In December 2004, a fire destroyed three townhouses and damaged a fourth in Lorton, Va.

, just south of the nation’s capital. Investigators later determined that faulty wiring had sparked the blaze. Raul Castillo, a spokesman for the Fairfax County Fire and Rescue Department, said that fire marshals digging through the rubble uncovered an anomaly in the internal wiring at the back of one of the townhouses. This launched the fire, which spread to the adjacent townhouses. Two firefighters were hurt, one burned, while navigating the smoky townhouses in the pre-dawn darkness. Seven adults were left homeless by the fire, which marshals estimate caused at least $800,000 in damage.
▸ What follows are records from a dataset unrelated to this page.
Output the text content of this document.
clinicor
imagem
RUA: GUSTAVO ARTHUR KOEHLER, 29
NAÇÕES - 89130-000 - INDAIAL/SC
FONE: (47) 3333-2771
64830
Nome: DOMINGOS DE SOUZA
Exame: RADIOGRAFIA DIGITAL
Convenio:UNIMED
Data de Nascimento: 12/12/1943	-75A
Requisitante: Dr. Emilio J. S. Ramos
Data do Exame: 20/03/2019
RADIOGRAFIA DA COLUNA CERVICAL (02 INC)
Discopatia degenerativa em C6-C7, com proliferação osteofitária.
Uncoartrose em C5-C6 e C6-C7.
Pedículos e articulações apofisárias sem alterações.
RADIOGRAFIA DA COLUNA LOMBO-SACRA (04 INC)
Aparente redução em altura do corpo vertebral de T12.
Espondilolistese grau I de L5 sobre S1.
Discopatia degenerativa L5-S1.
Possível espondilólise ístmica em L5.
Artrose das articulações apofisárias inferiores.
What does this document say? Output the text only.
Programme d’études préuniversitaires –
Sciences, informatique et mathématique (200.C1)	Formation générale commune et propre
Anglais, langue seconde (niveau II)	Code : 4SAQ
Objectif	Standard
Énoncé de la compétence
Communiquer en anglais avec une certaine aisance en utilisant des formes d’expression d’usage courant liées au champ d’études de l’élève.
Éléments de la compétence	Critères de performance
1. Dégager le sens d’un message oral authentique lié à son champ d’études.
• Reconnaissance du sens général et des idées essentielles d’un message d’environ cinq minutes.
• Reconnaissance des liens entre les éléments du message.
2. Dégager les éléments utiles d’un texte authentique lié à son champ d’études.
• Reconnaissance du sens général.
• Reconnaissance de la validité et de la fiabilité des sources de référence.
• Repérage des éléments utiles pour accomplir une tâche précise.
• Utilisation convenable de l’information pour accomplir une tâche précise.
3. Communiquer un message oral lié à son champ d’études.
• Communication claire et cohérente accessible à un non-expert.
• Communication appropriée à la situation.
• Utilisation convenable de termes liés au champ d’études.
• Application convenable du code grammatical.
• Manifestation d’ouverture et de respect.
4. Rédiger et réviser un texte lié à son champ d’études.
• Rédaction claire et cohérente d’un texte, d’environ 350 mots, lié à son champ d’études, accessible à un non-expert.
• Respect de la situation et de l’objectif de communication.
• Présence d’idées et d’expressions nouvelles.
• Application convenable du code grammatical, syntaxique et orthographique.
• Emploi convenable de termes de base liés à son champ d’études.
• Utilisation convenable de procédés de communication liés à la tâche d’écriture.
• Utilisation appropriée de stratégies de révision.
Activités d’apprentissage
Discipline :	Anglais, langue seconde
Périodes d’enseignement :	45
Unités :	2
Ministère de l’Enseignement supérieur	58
To avoid such a disaster, the National Concrete Masonry Association advises that you evaluate a building’s fire safety when you rent or buy a home in a multi-family dwelling, or if you are planning to lodge somewhere overnight or house your loved ones in college dormitories or nursing facilities. Buildings should contain these three components of a balanced fire-safety design: smoke detectors, sprinkler systems and concrete masonry walls between housing units. These elements, working in concert, provide the highest levels of safety and property protection. Find out if the building’s walls and floors also are constructed of concrete and concrete masonry. Concrete masonry helps keep fire from spreading and does not produce smoke or generate toxic fumes. The NCMA recommends that you urge local building-code officials to ensure that multi-family homes adhere to the principles of a balanced fire-safety design, including non-combustible concrete masonry construction.